I am almost 28 years old and I have been a vegetarian since I was 13. For more than half of my life I have lived on a meatless diet. This is a lifestyle that I believe in on so many levels, from health to harmony. But that is not what I’m here to talk about today.
I recently inspired my brother to challenge his own diet. I am happy to say that he has gone roughly 3 weeks without meat, with the exception of one cheat day each week. He also asked me if I had ever tried a completely vegan diet, eliminating dairy and eggs. Though it is something I’ve always been curious to try, I have yet to actually do it.
A few things to note about my current diet:
-My husband and I have 5 happy backyard pet hens, so we have access to cruelty free eggs. Even still, I rarely eat eggs. We usually find ourselves giving the eggs to friends and coworkers.
-We use unsweetened almond milk instead of cow’s milk. Back when we would buy cow’s milk my husband would be the only one using it, and sparingly at that, so it wouldn’t get used quick enough. We tried soy milk for a while, but we stopped once we discovered the brand of almond milk that we currently use, Califia Farms Unsweetened Almond Milk. It is delicious and perfect for our needs.
-We had been eating ice cream for a while, but we stopped buying it last year when we decided to distance ourselves from processed sugars as much as possible. My husband bought us a Yonanas Frozen Treat Maker, so anytime we have a sweet tooth and desire ice cream we can make our own custom frozen treat using bananas and other ingredients. This encourages us to eat more fruits and berries with their natural sugars instead of dairy and processed sugar. Some ice creams even use eggs, which is something I find disturbing.
-Butter can be found in our fridge, though I use it seldom. Most of the time I find myself substituting butter for coconut oil in my cooking.
-And finally, CHEESE. Oh, tasty fromage. Years ago I discovered that not all cheese is even vegetarian. If you are not careful you might find yourself buying cheese with animal rennet. This is an enzyme that they extract from the stomach lining of young, unweaned calves. The calf must be killed to obtain the rennet. Thus, I always check labels to make sure they use plant based enzymes when I’m buying cheese.
With Lent coming up, my brother suggested that we do a brother-sister vegan challenge. That is the reason for this post!
For a long time now, I have wanted to do a vegan cheese tasting. So this gives me the perfect excuse to discover the world of dairy-free cheese. I also believe this diet will help me to incorporate more raw foods into my routine, which is always a good goal to have.
Lent begins on February 10th and lasts until March 24th. I have already made my way to Whole Foods and stocked up on several vegan cheeses to try during this time. I still have a few days to use up the last of my feta so it doesn’t go to waste. Even though I love cheese, I tend to use it sparingly and I don’t even use cheese in all my cooking, so giving it up shouldn’t be a terrible chore. I will take this opportunity to experiment with some simple vegan recipes here and there. Over this period of time, I will try to document my experience. I will let you know which alternative cheeses I like, which I don’t, and some recipes that I enjoy.
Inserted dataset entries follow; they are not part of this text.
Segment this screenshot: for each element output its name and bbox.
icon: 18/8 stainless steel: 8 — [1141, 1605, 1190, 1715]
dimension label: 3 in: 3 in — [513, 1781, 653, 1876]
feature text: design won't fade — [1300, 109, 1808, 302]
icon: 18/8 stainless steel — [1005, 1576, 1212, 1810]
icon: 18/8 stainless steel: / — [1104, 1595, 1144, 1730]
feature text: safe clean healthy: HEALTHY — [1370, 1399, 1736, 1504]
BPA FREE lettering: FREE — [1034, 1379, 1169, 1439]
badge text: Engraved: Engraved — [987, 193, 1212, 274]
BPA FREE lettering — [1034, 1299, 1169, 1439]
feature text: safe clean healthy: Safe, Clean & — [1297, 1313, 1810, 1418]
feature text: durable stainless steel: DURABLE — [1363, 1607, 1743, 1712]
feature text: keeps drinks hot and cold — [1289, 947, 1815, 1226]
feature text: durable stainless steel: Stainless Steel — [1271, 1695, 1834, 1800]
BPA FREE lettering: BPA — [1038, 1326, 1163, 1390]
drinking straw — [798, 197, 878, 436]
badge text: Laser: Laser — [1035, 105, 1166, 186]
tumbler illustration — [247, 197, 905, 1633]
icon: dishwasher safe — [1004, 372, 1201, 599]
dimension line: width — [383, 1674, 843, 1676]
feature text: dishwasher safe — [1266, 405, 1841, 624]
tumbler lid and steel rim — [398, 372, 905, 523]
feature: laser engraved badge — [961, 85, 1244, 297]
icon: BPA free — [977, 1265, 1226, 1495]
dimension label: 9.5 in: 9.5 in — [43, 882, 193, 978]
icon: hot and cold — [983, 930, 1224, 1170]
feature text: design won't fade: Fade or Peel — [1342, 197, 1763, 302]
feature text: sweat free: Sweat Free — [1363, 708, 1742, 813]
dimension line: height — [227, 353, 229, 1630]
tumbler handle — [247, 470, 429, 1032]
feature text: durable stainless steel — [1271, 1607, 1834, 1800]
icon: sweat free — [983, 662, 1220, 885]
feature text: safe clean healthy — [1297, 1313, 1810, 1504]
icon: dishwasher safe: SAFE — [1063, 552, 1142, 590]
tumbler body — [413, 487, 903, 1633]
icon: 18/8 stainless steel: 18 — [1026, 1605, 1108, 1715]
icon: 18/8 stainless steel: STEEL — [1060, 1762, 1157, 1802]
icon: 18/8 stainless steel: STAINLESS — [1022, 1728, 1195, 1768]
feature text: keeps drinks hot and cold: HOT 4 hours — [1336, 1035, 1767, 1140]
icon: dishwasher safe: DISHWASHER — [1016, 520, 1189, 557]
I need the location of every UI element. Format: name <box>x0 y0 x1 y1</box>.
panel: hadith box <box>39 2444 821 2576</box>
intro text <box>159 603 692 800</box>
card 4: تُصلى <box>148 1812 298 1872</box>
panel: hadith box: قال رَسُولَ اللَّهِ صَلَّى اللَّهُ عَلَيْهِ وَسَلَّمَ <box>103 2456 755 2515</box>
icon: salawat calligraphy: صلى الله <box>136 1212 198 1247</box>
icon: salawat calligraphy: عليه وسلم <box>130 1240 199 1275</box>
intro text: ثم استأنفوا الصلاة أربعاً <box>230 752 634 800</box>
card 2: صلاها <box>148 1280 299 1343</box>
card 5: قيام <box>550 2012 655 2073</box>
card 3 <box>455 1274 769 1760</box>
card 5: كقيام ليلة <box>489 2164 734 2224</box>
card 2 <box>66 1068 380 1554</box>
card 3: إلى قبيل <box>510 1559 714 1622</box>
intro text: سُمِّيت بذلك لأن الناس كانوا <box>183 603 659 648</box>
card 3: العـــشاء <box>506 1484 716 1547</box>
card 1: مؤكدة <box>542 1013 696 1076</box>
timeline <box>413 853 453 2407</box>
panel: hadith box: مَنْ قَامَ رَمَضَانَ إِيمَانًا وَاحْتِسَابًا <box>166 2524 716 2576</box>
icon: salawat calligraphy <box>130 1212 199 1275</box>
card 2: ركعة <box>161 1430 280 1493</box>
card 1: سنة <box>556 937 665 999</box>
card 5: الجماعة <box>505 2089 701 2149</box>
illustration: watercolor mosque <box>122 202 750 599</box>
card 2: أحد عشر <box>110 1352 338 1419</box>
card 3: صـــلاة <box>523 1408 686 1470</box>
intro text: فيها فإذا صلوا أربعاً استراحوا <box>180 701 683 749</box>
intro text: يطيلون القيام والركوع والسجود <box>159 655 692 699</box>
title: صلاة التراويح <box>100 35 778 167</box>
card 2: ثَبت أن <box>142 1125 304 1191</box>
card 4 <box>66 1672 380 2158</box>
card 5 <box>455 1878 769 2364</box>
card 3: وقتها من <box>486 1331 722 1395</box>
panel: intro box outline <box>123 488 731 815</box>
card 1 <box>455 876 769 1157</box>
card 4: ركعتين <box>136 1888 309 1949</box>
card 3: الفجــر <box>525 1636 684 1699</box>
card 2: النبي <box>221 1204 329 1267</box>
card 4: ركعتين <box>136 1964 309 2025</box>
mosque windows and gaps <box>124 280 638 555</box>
Again, this is a brother-sister thing. My husband won’t be partaking in it, so I will still be making his burritos with a slice of pepper jack and adding shredded cheddar to his salads. His feelings toward vegan cheese, at the moment, are dismal. Perhaps he’ll taste one that will change his mind? Anything is possible.
I hope you will enjoy sharing in my experience. If you are new to the idea of a vegan or vegetarian diet I will refer you to an excellent documentary that explains why this is a healthy step that you might want to consider in your own life: Forks Over Knives.